At the same time the eight judges have repeatedly stresses that they have many of the required share limits for the ECB – though not “one to one” and in another way – in the ECJ ruling could only recapture entirely. The ECJ had possibly taken over the proposals from Karlsruhe in another form, shouted repeatedly. Court President Voßkuhle spoke of an “interpretation in a different guise.” That sounded like finding a middle path, along the lines of: “. As far as we are not apart”

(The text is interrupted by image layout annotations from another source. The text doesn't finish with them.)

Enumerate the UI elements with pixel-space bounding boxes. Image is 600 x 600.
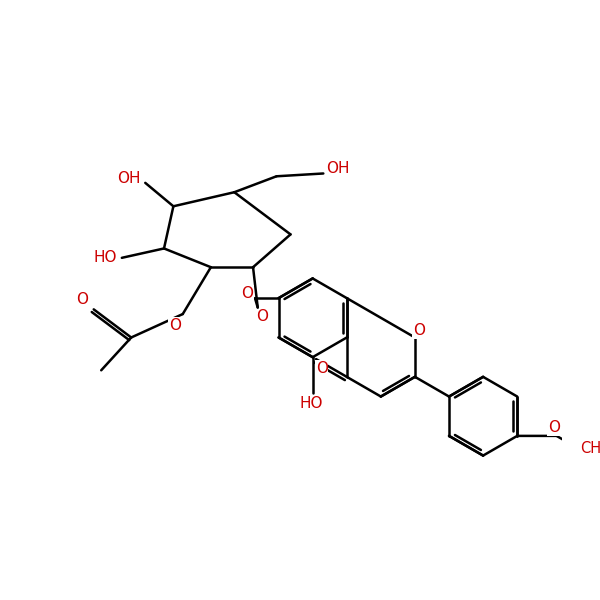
Text: O: O — [169, 318, 181, 333]
Text: OH: OH — [326, 161, 349, 176]
Text: HO: HO — [93, 250, 117, 265]
Text: O: O — [413, 323, 425, 338]
Text: O: O — [256, 310, 268, 325]
Text: O: O — [76, 292, 88, 307]
Text: O: O — [241, 286, 253, 301]
Text: OH: OH — [116, 170, 140, 185]
Text: HO: HO — [299, 397, 323, 412]
Text: CH₃: CH₃ — [580, 441, 600, 456]
Text: O: O — [548, 420, 560, 435]
Text: O: O — [316, 361, 328, 376]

The ECB has yet again announced in January 2015 to buy large-scale government bonds. What are the differences between this and the OMT program

the ECB program “Quantitive easing” of 22 January 2015, the target until the end of September 2016 government bonds of all euro states worth to buy up to a trillion. It is important to separate this program from the “OMT decision” from the year 2012 at issue in the current litigation. An essential difference lies in a different target that defines the ECB. In “Quantitive Easing” it should be to avoid a “deflation” according to the ECB. Therefore it falls at least easier to qualify the program as permitted monetary policy. Other terms of accusations and criticism abound anyway. Several constitutional complaints have been received, the processing will still take. Completely independently both blocks are also not. There is much to suggest that the ECB has already taken into account in “Quantitive easing” some of the criticisms from the legal battle around “OMT” to go legally on the safe side.